Even the sun may harm things. The plastic and rubber components of a snowblower as well as the paint and decals may eventually disintegrate due to the sun’s UV rays.
Extreme temperature levels are another risk. Snowblowers typically do quite well in cold climates. The snow that gathered on a snowblower while blowing snow will never have an opportunity to melt off, however, if it is left outside in the cold after use. This is especially problematic if the temperature rises briefly before falling once more. The snow starts to melt, but it quickly freezes over and hardens into encrustations on the machine. If the ice accumulation is severe enough, the snowblower’s performance the following time you need to use it will suffer.
Security is another concern when keeping a snowblower outside. Your snowblower shouldn’t be kept in a place where it could be readily stolen.

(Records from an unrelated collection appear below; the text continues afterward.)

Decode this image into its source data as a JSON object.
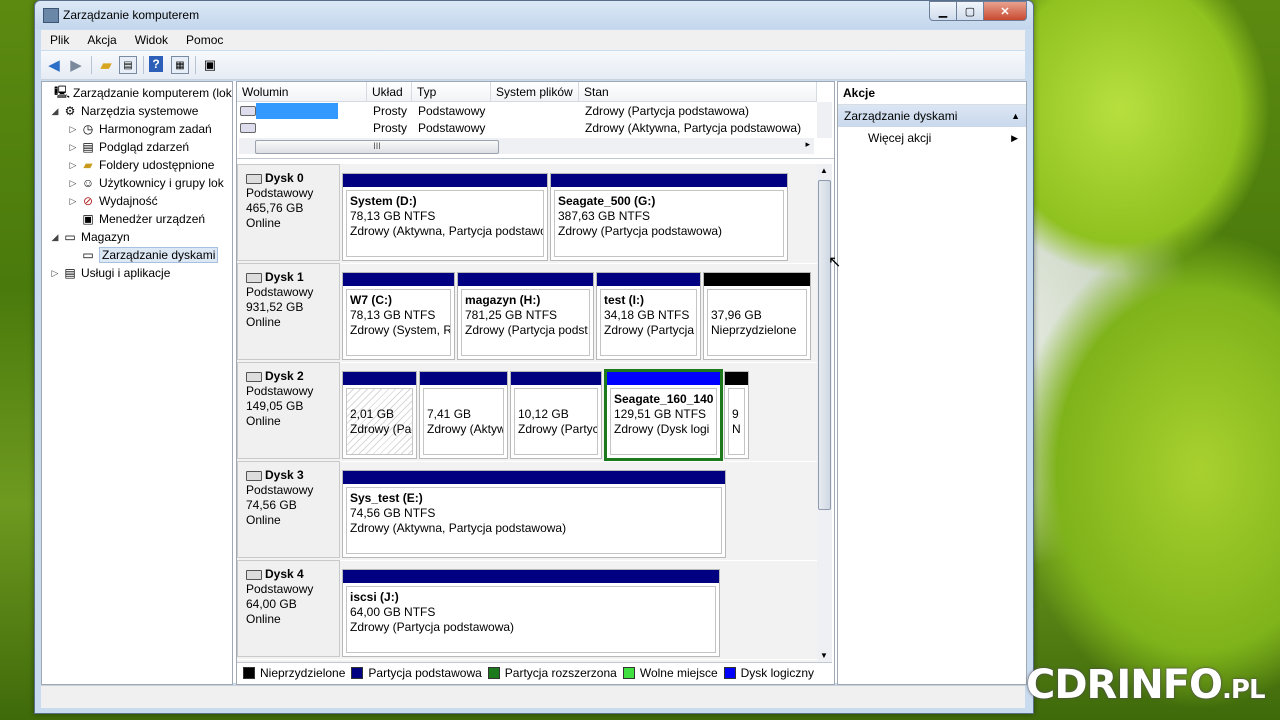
{
  "window": {
    "title": "Zarządzanie komputerem"
  },
  "menu": [
    "Plik",
    "Akcja",
    "Widok",
    "Pomoc"
  ],
  "toolbar_icons": [
    "back-arrow-icon",
    "forward-arrow-icon",
    "up-folder-icon",
    "show-hide-tree-icon",
    "help-icon",
    "properties-icon",
    "refresh-icon"
  ],
  "tree": [
    {
      "label": "Zarządzanie komputerem (loka",
      "icon": "computer-icon",
      "level": 0
    },
    {
      "label": "Narzędzia systemowe",
      "icon": "tools-icon",
      "level": 1
    },
    {
      "label": "Harmonogram zadań",
      "icon": "clock-icon",
      "level": 2
    },
    {
      "label": "Podgląd zdarzeń",
      "icon": "event-viewer-icon",
      "level": 2
    },
    {
      "label": "Foldery udostępnione",
      "icon": "shared-folder-icon",
      "level": 2
    },
    {
      "label": "Użytkownicy i grupy lok",
      "icon": "users-icon",
      "level": 2
    },
    {
      "label": "Wydajność",
      "icon": "performance-icon",
      "level": 2
    },
    {
      "label": "Menedżer urządzeń",
      "icon": "device-manager-icon",
      "level": 2
    },
    {
      "label": "Magazyn",
      "icon": "storage-icon",
      "level": 1
    },
    {
      "label": "Zarządzanie dyskami",
      "icon": "disk-management-icon",
      "level": 2
    },
    {
      "label": "Usługi i aplikacje",
      "icon": "services-icon",
      "level": 1
    }
  ],
  "volume_list": {
    "columns": [
      "Wolumin",
      "Układ",
      "Typ",
      "System plików",
      "Stan"
    ],
    "rows": [
      {
        "volume": "",
        "layout": "Prosty",
        "type": "Podstawowy",
        "fs": "",
        "status": "Zdrowy (Partycja podstawowa)"
      },
      {
        "volume": "",
        "layout": "Prosty",
        "type": "Podstawowy",
        "fs": "",
        "status": "Zdrowy (Aktywna, Partycja podstawowa)"
      }
    ],
    "scroll_label": "III"
  },
  "disks": [
    {
      "name": "Dysk 0",
      "type": "Podstawowy",
      "size": "465,76 GB",
      "state": "Online",
      "partitions": [
        {
          "name": "System  (D:)",
          "size": "78,13 GB NTFS",
          "status": "Zdrowy (Aktywna, Partycja podstawowa)"
        },
        {
          "name": "Seagate_500  (G:)",
          "size": "387,63 GB NTFS",
          "status": "Zdrowy (Partycja podstawowa)"
        }
      ]
    },
    {
      "name": "Dysk 1",
      "type": "Podstawowy",
      "size": "931,52 GB",
      "state": "Online",
      "partitions": [
        {
          "name": "W7  (C:)",
          "size": "78,13 GB NTFS",
          "status": "Zdrowy (System, R"
        },
        {
          "name": "magazyn  (H:)",
          "size": "781,25 GB NTFS",
          "status": "Zdrowy (Partycja podst"
        },
        {
          "name": "test  (I:)",
          "size": "34,18 GB NTFS",
          "status": "Zdrowy (Partycja"
        },
        {
          "name": "",
          "size": "37,96 GB",
          "status": "Nieprzydzielone"
        }
      ]
    },
    {
      "name": "Dysk 2",
      "type": "Podstawowy",
      "size": "149,05 GB",
      "state": "Online",
      "partitions": [
        {
          "name": "",
          "size": "2,01 GB",
          "status": "Zdrowy (Pa"
        },
        {
          "name": "",
          "size": "7,41 GB",
          "status": "Zdrowy (Aktyw"
        },
        {
          "name": "",
          "size": "10,12 GB",
          "status": "Zdrowy (Partyc"
        },
        {
          "name": "Seagate_160_140",
          "size": "129,51 GB NTFS",
          "status": "Zdrowy (Dysk logi"
        },
        {
          "name": "",
          "size": "9",
          "status": "N"
        }
      ]
    },
    {
      "name": "Dysk 3",
      "type": "Podstawowy",
      "size": "74,56 GB",
      "state": "Online",
      "partitions": [
        {
          "name": "Sys_test  (E:)",
          "size": "74,56 GB NTFS",
          "status": "Zdrowy (Aktywna, Partycja podstawowa)"
        }
      ]
    },
    {
      "name": "Dysk 4",
      "type": "Podstawowy",
      "size": "64,00 GB",
      "state": "Online",
      "partitions": [
        {
          "name": "iscsi  (J:)",
          "size": "64,00 GB NTFS",
          "status": "Zdrowy (Partycja podstawowa)"
        }
      ]
    }
  ],
  "legend": [
    {
      "label": "Nieprzydzielone",
      "color": "#000000"
    },
    {
      "label": "Partycja podstawowa",
      "color": "#000080"
    },
    {
      "label": "Partycja rozszerzona",
      "color": "#1c7a1c"
    },
    {
      "label": "Wolne miejsce",
      "color": "#3fe03f"
    },
    {
      "label": "Dysk logiczny",
      "color": "#0000ff"
    }
  ],
  "actions": {
    "header": "Akcje",
    "section": "Zarządzanie dyskami",
    "items": [
      "Więcej akcji"
    ]
  },
  "watermark": {
    "main": "CDRINFO",
    "suffix": ".PL"
  },
  "colors": {
    "primary_partition": "#000080",
    "unallocated": "#000000",
    "extended": "#1c7a1c",
    "logical": "#0000ff",
    "selection": "#3399ff"
  }
}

Given these potential issues, it is clear that outdoor storage is not the best choice. What if it’s your only choice, though? Here are a few things you can do, even if your snowblower is kept outside, to provide it the most protection possible.

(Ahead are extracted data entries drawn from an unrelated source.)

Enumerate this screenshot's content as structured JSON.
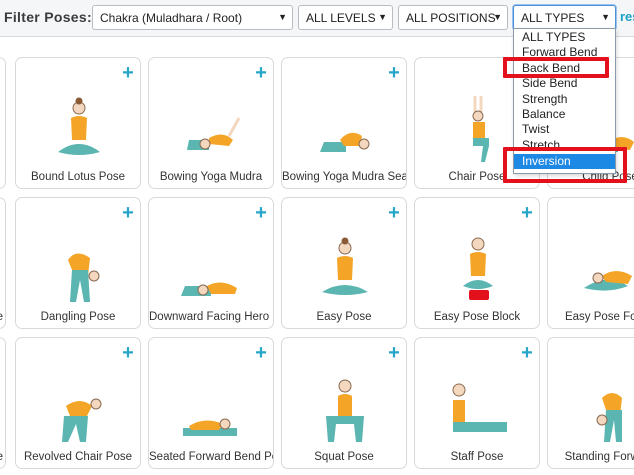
{
  "filter_bar": {
    "label": "Filter Poses:",
    "chakra_value": "Chakra (Muladhara / Root)",
    "levels_value": "ALL LEVELS",
    "positions_value": "ALL POSITIONS",
    "types_value": "ALL TYPES",
    "reset_link": "reset"
  },
  "types_dropdown": {
    "options": [
      "ALL TYPES",
      "Forward Bend",
      "Back Bend",
      "Side Bend",
      "Strength",
      "Balance",
      "Twist",
      "Stretch",
      "Inversion"
    ],
    "active_option": "Inversion"
  },
  "cards": [
    {
      "name": "Bound Lotus Pose"
    },
    {
      "name": "Bowing Yoga Mudra"
    },
    {
      "name": "Bowing Yoga Mudra Seat"
    },
    {
      "name": "Chair Pose"
    },
    {
      "name": "Child Pose"
    },
    {
      "name": "Dangling Pose"
    },
    {
      "name": "Downward Facing Hero P"
    },
    {
      "name": "Easy Pose"
    },
    {
      "name": "Easy Pose Block"
    },
    {
      "name": "Easy Pose Forwa"
    },
    {
      "name": "Revolved Chair Pose"
    },
    {
      "name": "Seated Forward Bend Pos"
    },
    {
      "name": "Squat Pose"
    },
    {
      "name": "Staff Pose"
    },
    {
      "name": "Standing Forward"
    }
  ],
  "left_edge_fragments": [
    "se",
    "se"
  ],
  "icons": {
    "add": "plus-icon",
    "dropdown": "chevron-down-icon"
  },
  "colors": {
    "accent": "#26a6c9",
    "highlight": "#e3111b",
    "selected": "#1e88e5",
    "pose_top": "#f4a528",
    "pose_bottom": "#5bb5b0"
  }
}
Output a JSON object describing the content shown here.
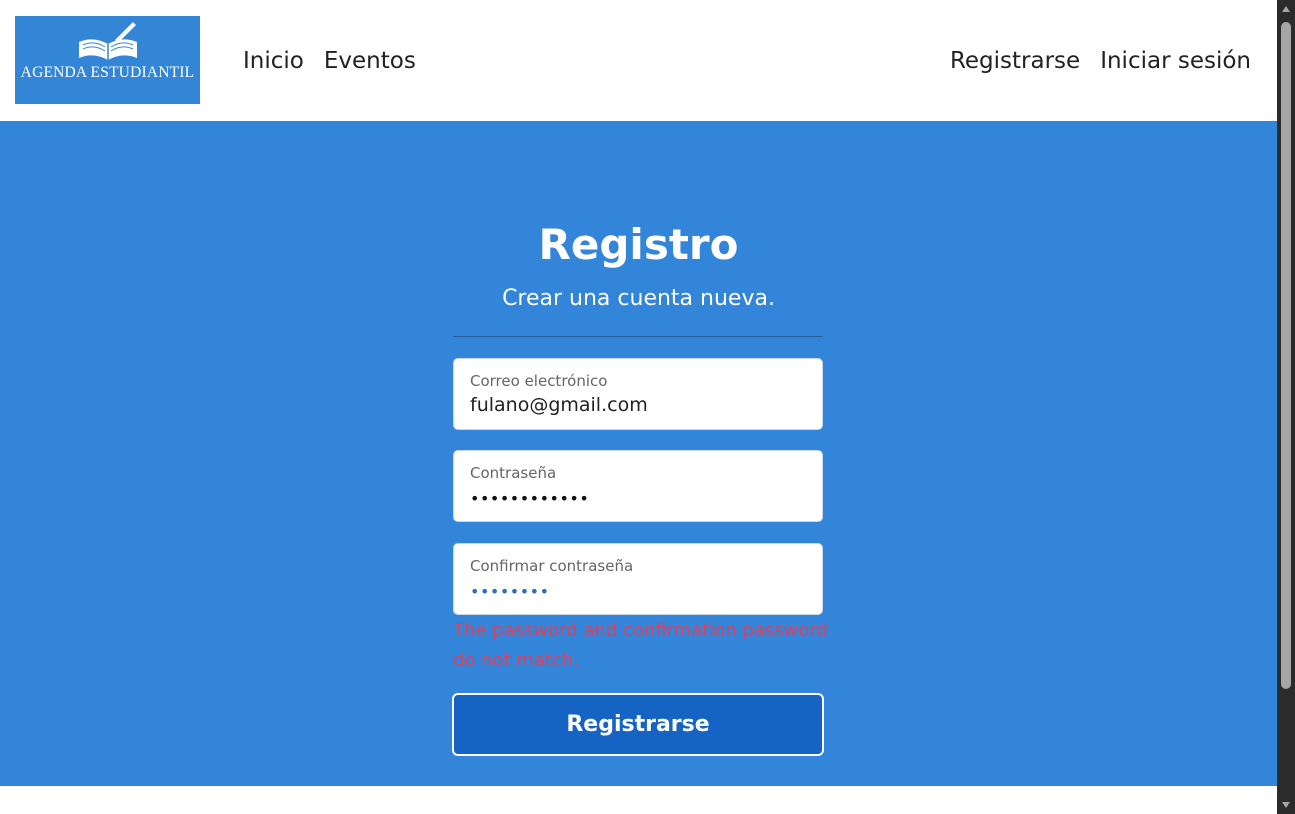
{
  "nav": {
    "logo_text": "AGENDA ESTUDIANTIL",
    "left_links": [
      "Inicio",
      "Eventos"
    ],
    "right_links": [
      "Registrarse",
      "Iniciar sesión"
    ]
  },
  "form": {
    "title": "Registro",
    "subtitle": "Crear una cuenta nueva.",
    "email": {
      "label": "Correo electrónico",
      "value": "fulano@gmail.com"
    },
    "password": {
      "label": "Contraseña",
      "masked_value": "••••••••••••"
    },
    "confirm_password": {
      "label": "Confirmar contraseña",
      "masked_value": "••••••••"
    },
    "error_message": "The password and confirmation password do not match.",
    "submit_label": "Registrarse"
  },
  "colors": {
    "brand_blue": "#3385d9",
    "button_blue": "#1563c3",
    "error_red": "#e0405a"
  }
}
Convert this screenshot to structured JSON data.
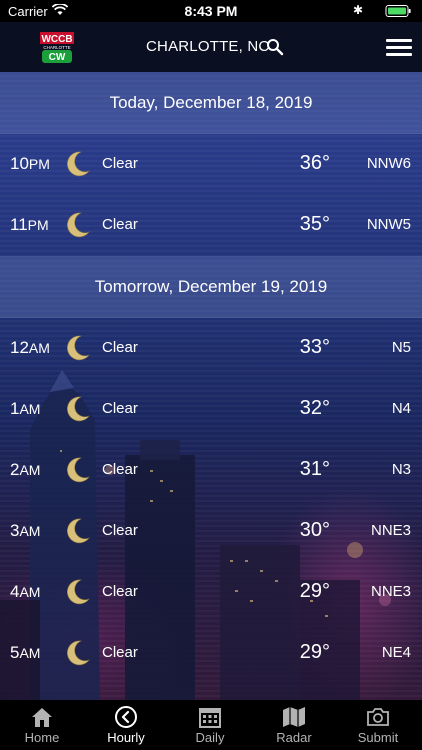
{
  "status_bar": {
    "carrier": "Carrier",
    "time": "8:43 PM"
  },
  "header": {
    "logo": {
      "text_top": "WCCB",
      "text_mid": "CHARLOTTE",
      "text_bottom": "CW"
    },
    "location": "CHARLOTTE, NC"
  },
  "days": [
    {
      "header": "Today, December 18, 2019",
      "hours": [
        {
          "hour": "10",
          "ampm": "PM",
          "icon": "moon-icon",
          "condition": "Clear",
          "temp": "36°",
          "wind": "NNW6"
        },
        {
          "hour": "11",
          "ampm": "PM",
          "icon": "moon-icon",
          "condition": "Clear",
          "temp": "35°",
          "wind": "NNW5"
        }
      ]
    },
    {
      "header": "Tomorrow, December 19, 2019",
      "hours": [
        {
          "hour": "12",
          "ampm": "AM",
          "icon": "moon-icon",
          "condition": "Clear",
          "temp": "33°",
          "wind": "N5"
        },
        {
          "hour": "1",
          "ampm": "AM",
          "icon": "moon-icon",
          "condition": "Clear",
          "temp": "32°",
          "wind": "N4"
        },
        {
          "hour": "2",
          "ampm": "AM",
          "icon": "moon-icon",
          "condition": "Clear",
          "temp": "31°",
          "wind": "N3"
        },
        {
          "hour": "3",
          "ampm": "AM",
          "icon": "moon-icon",
          "condition": "Clear",
          "temp": "30°",
          "wind": "NNE3"
        },
        {
          "hour": "4",
          "ampm": "AM",
          "icon": "moon-icon",
          "condition": "Clear",
          "temp": "29°",
          "wind": "NNE3"
        },
        {
          "hour": "5",
          "ampm": "AM",
          "icon": "moon-icon",
          "condition": "Clear",
          "temp": "29°",
          "wind": "NE4"
        }
      ]
    }
  ],
  "tabs": [
    {
      "label": "Home",
      "icon": "home-icon",
      "active": false
    },
    {
      "label": "Hourly",
      "icon": "clock-icon",
      "active": true
    },
    {
      "label": "Daily",
      "icon": "calendar-icon",
      "active": false
    },
    {
      "label": "Radar",
      "icon": "map-icon",
      "active": false
    },
    {
      "label": "Submit",
      "icon": "camera-icon",
      "active": false
    }
  ],
  "colors": {
    "moon": "#d8c07a",
    "accent_band": "#2a3b8a",
    "tabbar": "#000000"
  }
}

If you have to leave your snowblower outside, what can you do to protect it?
If at all possible, keep the snowblower outside on a deck, a porch, or the house’s most secure side. The idea is to keep it as far away from the rain, snow, wind, and sun as you can.
Place the snowblower on a patch of concrete or asphalt. Pavement of any kind offers more resistance to moisture than bare earth does. Find a means to keep the snowblower off the ground if using it on an unpaved surface is your only option. To build an elevated platform, place some boards over some concrete blocks or spread out an old pallet. This will enable airflow underneath the device and lessen the amount of excessive humidity it is exposed to.

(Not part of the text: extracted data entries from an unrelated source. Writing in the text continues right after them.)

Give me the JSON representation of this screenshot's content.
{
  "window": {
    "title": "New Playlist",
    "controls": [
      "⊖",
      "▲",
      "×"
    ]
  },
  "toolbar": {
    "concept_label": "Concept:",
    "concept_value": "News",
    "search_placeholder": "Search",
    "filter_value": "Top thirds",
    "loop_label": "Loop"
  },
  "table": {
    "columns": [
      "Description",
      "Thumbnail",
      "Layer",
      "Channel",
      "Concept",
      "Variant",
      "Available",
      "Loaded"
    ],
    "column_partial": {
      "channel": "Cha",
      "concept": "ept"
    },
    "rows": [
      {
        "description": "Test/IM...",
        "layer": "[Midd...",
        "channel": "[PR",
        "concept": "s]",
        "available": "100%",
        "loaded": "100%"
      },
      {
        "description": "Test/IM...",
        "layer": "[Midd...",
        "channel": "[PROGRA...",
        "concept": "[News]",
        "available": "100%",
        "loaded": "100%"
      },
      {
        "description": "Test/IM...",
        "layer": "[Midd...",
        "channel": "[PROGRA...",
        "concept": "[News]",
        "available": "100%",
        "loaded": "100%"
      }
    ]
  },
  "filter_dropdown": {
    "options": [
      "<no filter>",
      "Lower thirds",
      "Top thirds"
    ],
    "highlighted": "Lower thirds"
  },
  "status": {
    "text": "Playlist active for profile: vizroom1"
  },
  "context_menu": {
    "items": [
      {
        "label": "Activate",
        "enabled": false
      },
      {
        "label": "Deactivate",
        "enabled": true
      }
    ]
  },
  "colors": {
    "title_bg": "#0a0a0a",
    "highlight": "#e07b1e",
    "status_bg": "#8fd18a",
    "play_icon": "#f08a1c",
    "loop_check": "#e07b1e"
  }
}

When not in use, keep the snowblower covered. Use a cover made of a sturdy, mildew- and waterproof cloth. It should also offer defense against UV ray injury. While the snowblower should be completely enclosed by the cover, the ground should not be visible. You should make room for air to flow underneath.
Make sure not to use a plastic cover that is impermeable. Plastic will retain moisture and mildew underneath, which will quickly lead to the formation of rust.
For your snowblower, think about building or buying a modest storage shed. You can choose a little building that is only big enough for your snowblower. Alternately, you might build it big enough to house additional tools and outdoor equipment. Check local laws, but in many towns you don’t even need a construction permit to erect a tiny storage shed.
Finally, here’s a suggestion if keeping snow and slush out of the garage is your primary motivation for leaving your snowblower outside. To park the snowblower closer to a floor drain, try reorganizing your garage or shed. Water will drain from the machine rather than spill all over the floor as the snow melts off of it.
Maintain Your Snow Blower, and You Will Maintain It!
During the winter, you rely on your snowblower to keep your driveway clear. Keep your snowblower as secure and dry as you can to repay the courtesy. Additionally, keep in mind to adhere to the recommended maintenance schedules listed in your owner’s manual.
Snowblowers from popular brands like Honda, Cub Cadet, and Troy-Bilt are among those we sell. Additionally, we offer snowblower attachments for BCS walk-behind tractors and compact Yanmar tractors. We provide snowblower parts and accessories to every corner of the US and Canada.